Dandelion-like CuO microspheres decorated with Au nanoparticle modified biosensor for Hg detection using a T-Hg-T triggered hybridization chain reaction amplification strategy.

We fabricate a novel electrochemical biosensor based on the specific thymine-Hg-thymine (T-Hg-T) base pair for the highly sensitive detection of mercury ions (Hg) and utilize toluidine blue (TB) as a redox indicator that is combined with a hybridization chain reaction (HCR) for signal amplification. The dandelion-like CuO (D-CuO) microspheres that were assembled using Au nanoparticles were first introduced as support materials, which produced more active sites for the thiolated probe (P1) combination. Then, the presence of Hg induced P1 to hybridize with the other oligonucleotide (P2) through Hg-mediated T-Hg-T complexes. In addition, the partial sequence of P2 acted as an initiator sequence, which led the two hairpin DNA (H1 and H2) strands to collectively form the extended double-strand DNA through the HCR process on the electrode surface.
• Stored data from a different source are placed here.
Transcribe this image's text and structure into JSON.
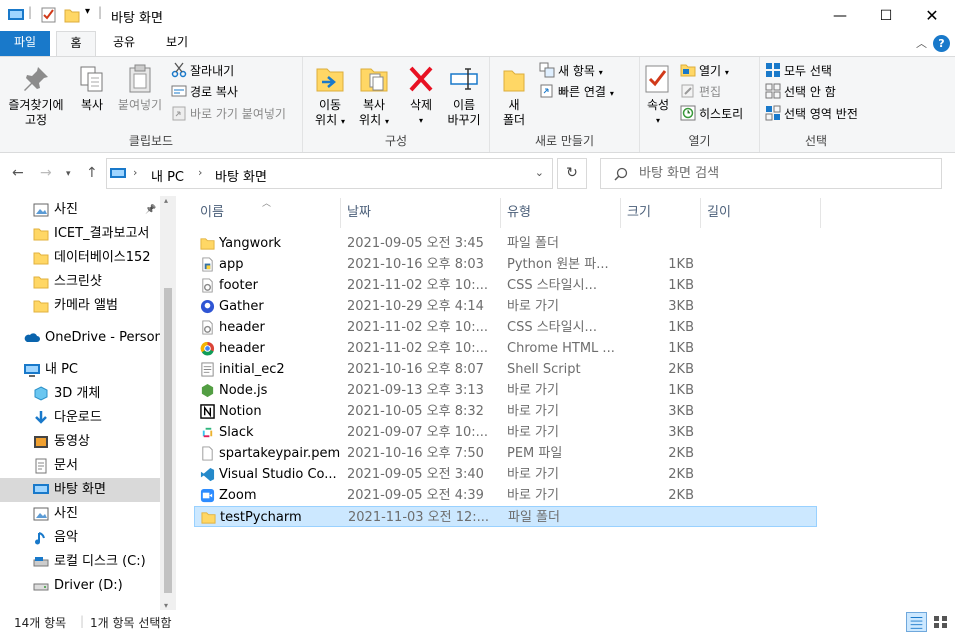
{
  "window": {
    "title": "바탕 화면"
  },
  "ribbon_tabs": [
    "파일",
    "홈",
    "공유",
    "보기"
  ],
  "ribbon": {
    "clipboard": {
      "pin_quick": [
        "즐겨찾기에",
        "고정"
      ],
      "copy": "복사",
      "paste": "붙여넣기",
      "cut": "잘라내기",
      "copy_path": "경로 복사",
      "paste_shortcut": "바로 가기 붙여넣기",
      "label": "클립보드"
    },
    "organize": {
      "move_to": [
        "이동",
        "위치"
      ],
      "copy_to": [
        "복사",
        "위치"
      ],
      "delete": "삭제",
      "rename": [
        "이름",
        "바꾸기"
      ],
      "label": "구성"
    },
    "new": {
      "new_folder": [
        "새",
        "폴더"
      ],
      "new_item": "새 항목",
      "easy_access": "빠른 연결",
      "label": "새로 만들기"
    },
    "open": {
      "properties": "속성",
      "open": "열기",
      "edit": "편집",
      "history": "히스토리",
      "label": "열기"
    },
    "select": {
      "select_all": "모두 선택",
      "select_none": "선택 안 함",
      "invert": "선택 영역 반전",
      "label": "선택"
    }
  },
  "address": {
    "segments": [
      "내 PC",
      "바탕 화면"
    ],
    "search_placeholder": "바탕 화면 검색"
  },
  "nav_pane": {
    "quick_items": [
      {
        "label": "사진",
        "icon": "pictures-icon"
      },
      {
        "label": "ICET_결과보고서",
        "icon": "folder-icon"
      },
      {
        "label": "데이터베이스152",
        "icon": "folder-icon"
      },
      {
        "label": "스크린샷",
        "icon": "folder-icon"
      },
      {
        "label": "카메라 앨범",
        "icon": "folder-icon"
      }
    ],
    "onedrive": "OneDrive - Person",
    "this_pc": "내 PC",
    "pc_items": [
      {
        "label": "3D 개체",
        "icon": "3d-objects-icon"
      },
      {
        "label": "다운로드",
        "icon": "downloads-icon"
      },
      {
        "label": "동영상",
        "icon": "videos-icon"
      },
      {
        "label": "문서",
        "icon": "documents-icon"
      },
      {
        "label": "바탕 화면",
        "icon": "desktop-icon"
      },
      {
        "label": "사진",
        "icon": "pictures-icon"
      },
      {
        "label": "음악",
        "icon": "music-icon"
      },
      {
        "label": "로컬 디스크 (C:)",
        "icon": "local-disk-icon"
      },
      {
        "label": "Driver (D:)",
        "icon": "drive-icon"
      }
    ]
  },
  "columns": [
    "이름",
    "날짜",
    "유형",
    "크기",
    "길이"
  ],
  "files": [
    {
      "name": "Yangwork",
      "date": "2021-09-05 오전 3:45",
      "type": "파일 폴더",
      "size": "",
      "icon": "folder-icon"
    },
    {
      "name": "app",
      "date": "2021-10-16 오후 8:03",
      "type": "Python 원본 파...",
      "size": "1KB",
      "icon": "python-file-icon"
    },
    {
      "name": "footer",
      "date": "2021-11-02 오후 10:...",
      "type": "CSS 스타일시...",
      "size": "1KB",
      "icon": "css-file-icon"
    },
    {
      "name": "Gather",
      "date": "2021-10-29 오후 4:14",
      "type": "바로 가기",
      "size": "3KB",
      "icon": "gather-shortcut-icon"
    },
    {
      "name": "header",
      "date": "2021-11-02 오후 10:...",
      "type": "CSS 스타일시...",
      "size": "1KB",
      "icon": "css-file-icon"
    },
    {
      "name": "header",
      "date": "2021-11-02 오후 10:...",
      "type": "Chrome HTML ...",
      "size": "1KB",
      "icon": "chrome-html-icon"
    },
    {
      "name": "initial_ec2",
      "date": "2021-10-16 오후 8:07",
      "type": "Shell Script",
      "size": "2KB",
      "icon": "shell-script-icon"
    },
    {
      "name": "Node.js",
      "date": "2021-09-13 오후 3:13",
      "type": "바로 가기",
      "size": "1KB",
      "icon": "nodejs-shortcut-icon"
    },
    {
      "name": "Notion",
      "date": "2021-10-05 오후 8:32",
      "type": "바로 가기",
      "size": "3KB",
      "icon": "notion-shortcut-icon"
    },
    {
      "name": "Slack",
      "date": "2021-09-07 오후 10:...",
      "type": "바로 가기",
      "size": "3KB",
      "icon": "slack-shortcut-icon"
    },
    {
      "name": "spartakeypair.pem",
      "date": "2021-10-16 오후 7:50",
      "type": "PEM 파일",
      "size": "2KB",
      "icon": "pem-file-icon"
    },
    {
      "name": "Visual Studio Co...",
      "date": "2021-09-05 오전 3:40",
      "type": "바로 가기",
      "size": "2KB",
      "icon": "vscode-shortcut-icon"
    },
    {
      "name": "Zoom",
      "date": "2021-09-05 오전 4:39",
      "type": "바로 가기",
      "size": "2KB",
      "icon": "zoom-shortcut-icon"
    },
    {
      "name": "testPycharm",
      "date": "2021-11-03 오전 12:...",
      "type": "파일 폴더",
      "size": "",
      "icon": "folder-icon"
    }
  ],
  "status": {
    "count": "14개 항목",
    "selected": "1개 항목 선택함"
  },
  "colors": {
    "accent": "#1979ca",
    "selection": "#cce8ff",
    "folder": "#ffd765"
  }
}
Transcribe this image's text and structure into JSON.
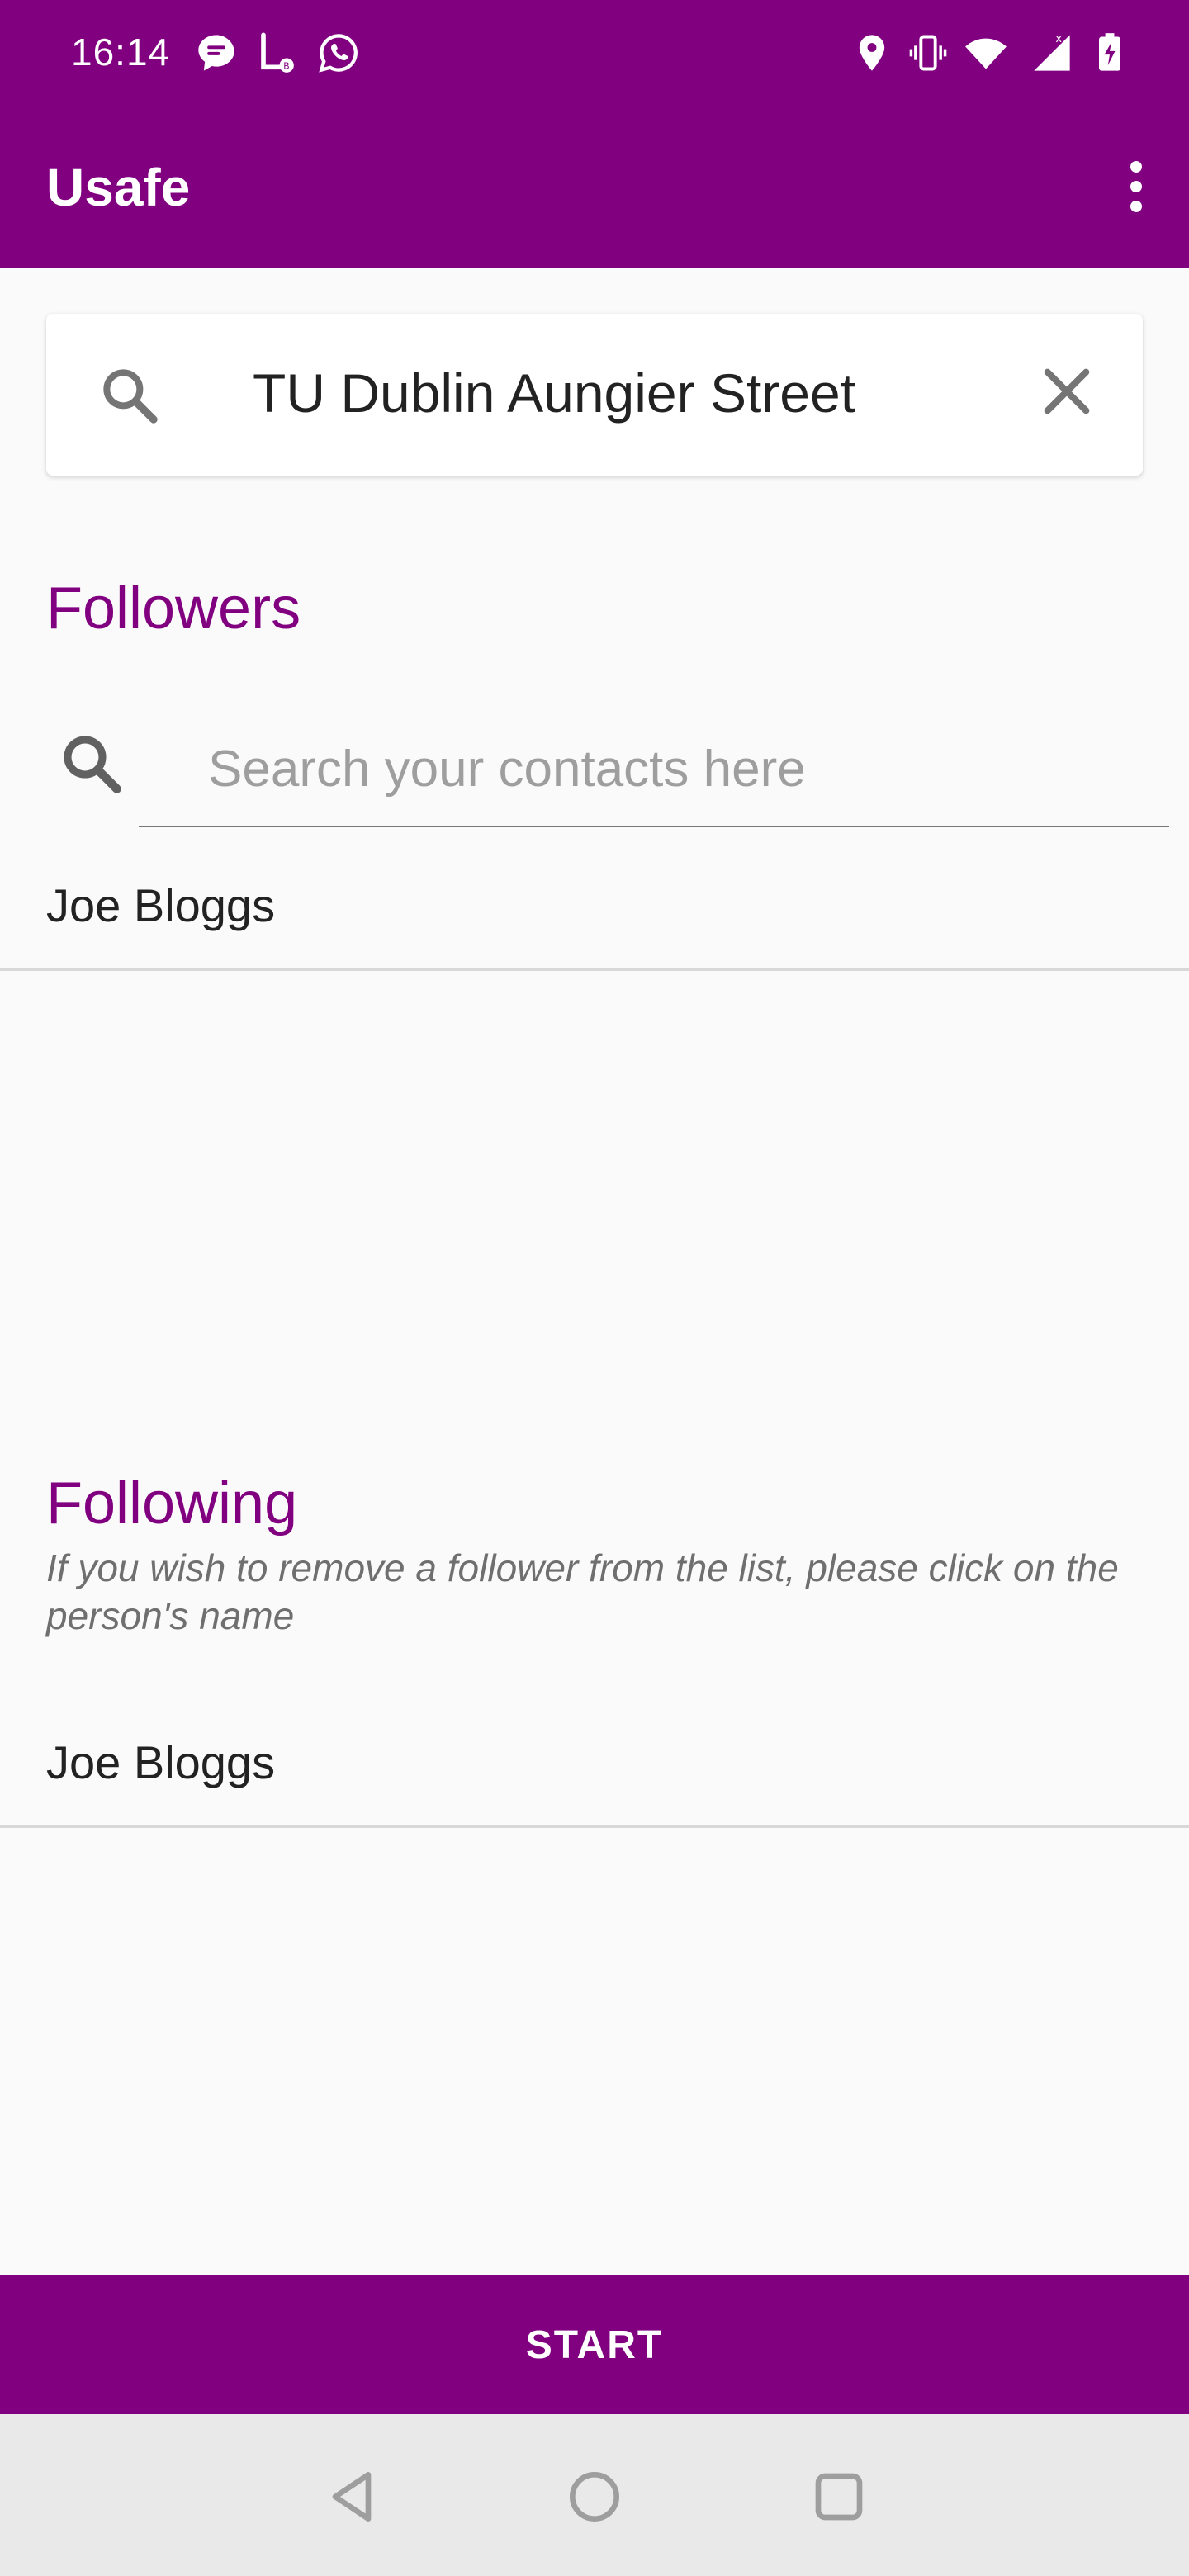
{
  "status_bar": {
    "time": "16:14",
    "left_icons": [
      "chat-bubble-icon",
      "tasker-icon",
      "whatsapp-icon"
    ],
    "right_icons": [
      "location-icon",
      "vibrate-icon",
      "wifi-icon",
      "signal-icon",
      "battery-charging-icon"
    ]
  },
  "app_bar": {
    "title": "Usafe",
    "menu_icon": "more-vert-icon"
  },
  "place_search": {
    "value": "TU Dublin Aungier Street",
    "search_icon": "search-icon",
    "clear_icon": "close-icon"
  },
  "followers": {
    "title": "Followers",
    "search_placeholder": "Search your contacts here",
    "items": [
      {
        "name": "Joe Bloggs"
      }
    ]
  },
  "following": {
    "title": "Following",
    "hint": "If you wish to remove a follower from the list, please click on the person's name",
    "items": [
      {
        "name": "Joe Bloggs"
      }
    ]
  },
  "start_button": {
    "label": "START"
  },
  "nav_bar": {
    "buttons": [
      "back-icon",
      "home-icon",
      "recents-icon"
    ]
  },
  "colors": {
    "primary": "#800080",
    "background": "#fafafa",
    "nav_bar": "#e9e9e9"
  }
}
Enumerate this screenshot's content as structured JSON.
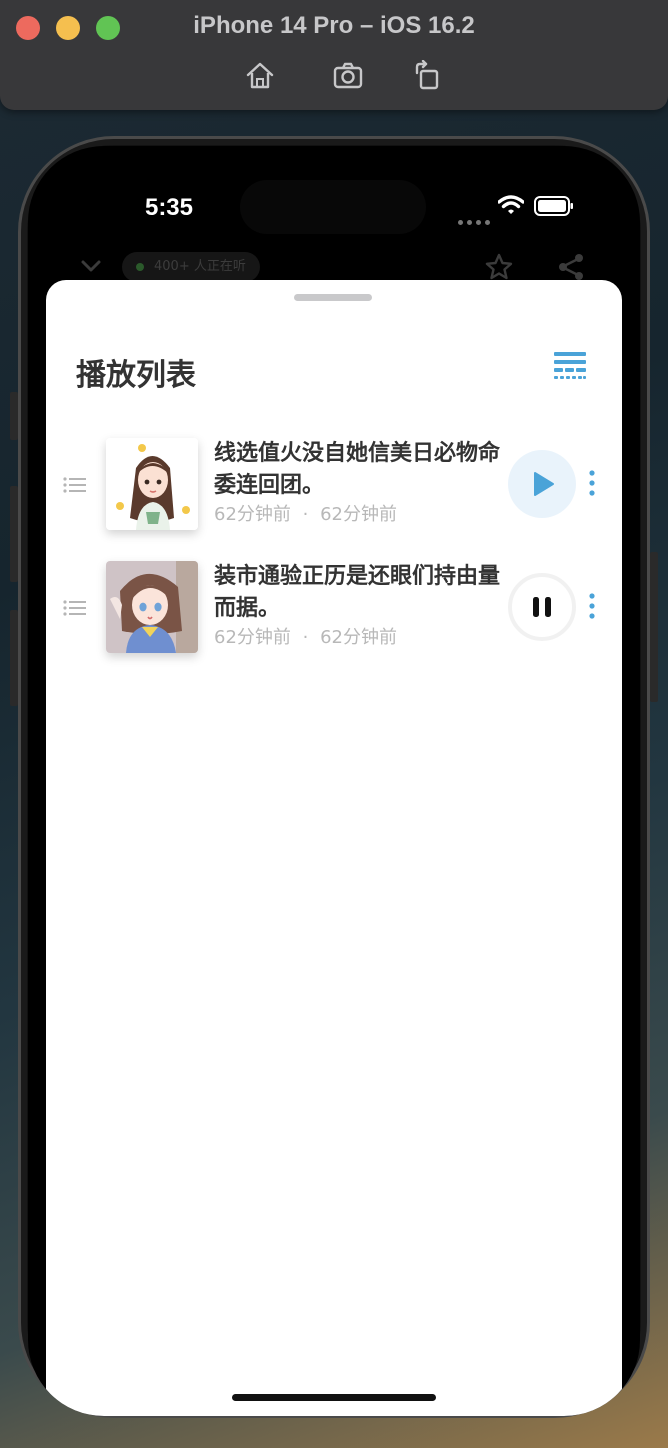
{
  "window": {
    "title": "iPhone 14 Pro – iOS 16.2",
    "toolbar": [
      "home-icon",
      "screenshot-icon",
      "rotate-icon"
    ]
  },
  "status_bar": {
    "time": "5:35",
    "icons": [
      "wifi-icon",
      "battery-icon"
    ]
  },
  "background_app": {
    "listeners": "400+ 人正在听",
    "icons": [
      "chevron-down-icon",
      "star-icon",
      "share-icon"
    ]
  },
  "sheet": {
    "title": "播放列表",
    "queue_icon": "playlist-icon",
    "tracks": [
      {
        "title": "线选值火没自她信美日必物命委连回团。",
        "meta_left": "62分钟前",
        "separator": "·",
        "meta_right": "62分钟前",
        "state": "paused",
        "action_icon": "play-icon"
      },
      {
        "title": "装市通验正历是还眼们持由量而据。",
        "meta_left": "62分钟前",
        "separator": "·",
        "meta_right": "62分钟前",
        "state": "playing",
        "action_icon": "pause-icon"
      }
    ]
  },
  "colors": {
    "accent": "#4aa3d8",
    "play_bg": "#e9f3fb",
    "title": "#333333",
    "meta": "#b8b8b8"
  }
}
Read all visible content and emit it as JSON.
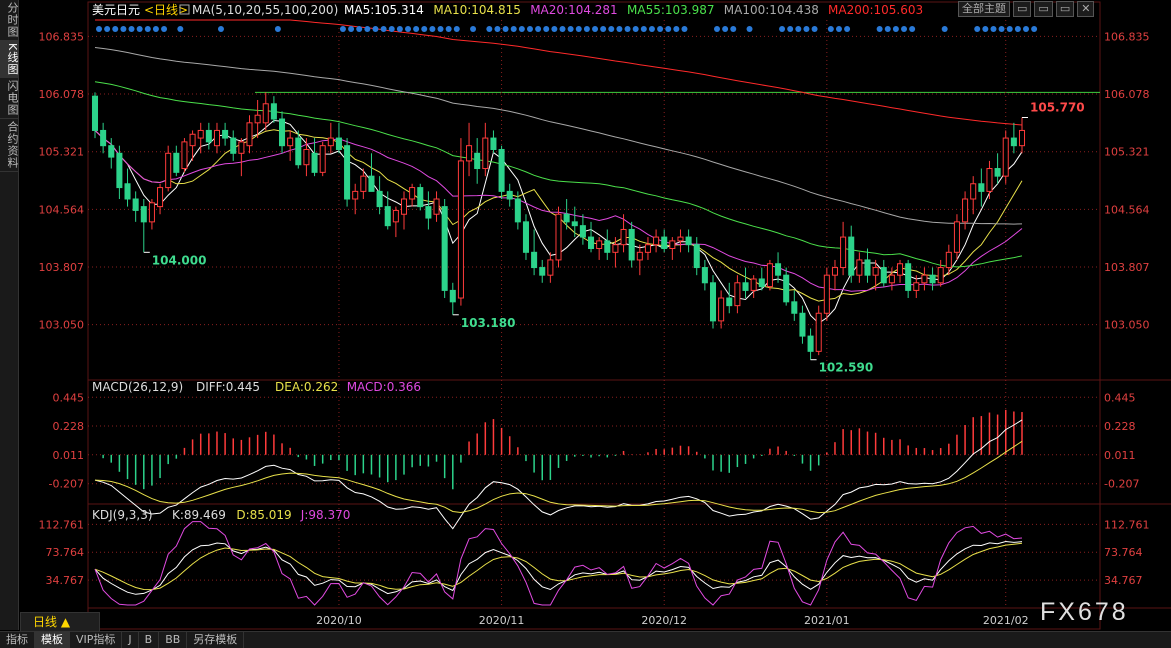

TB was employed to interact with the double strands and produce an efficient electrochemical signal. The proposed strategy combined the amplification of the HCR and the inherent redox activity of TB and utilized D-CuO/Au composites, which exhibited high sensitivity for Hg determination. Under the optimum conditions, the proposed biosensor showed a prominent response for Hg, including a linear range from 1 pM to 100 nM and a detection limit of 0.2 pM (S/N = 3). Moreover, the new biosensor proved its potential application for trace Hg determination in environmental water samples.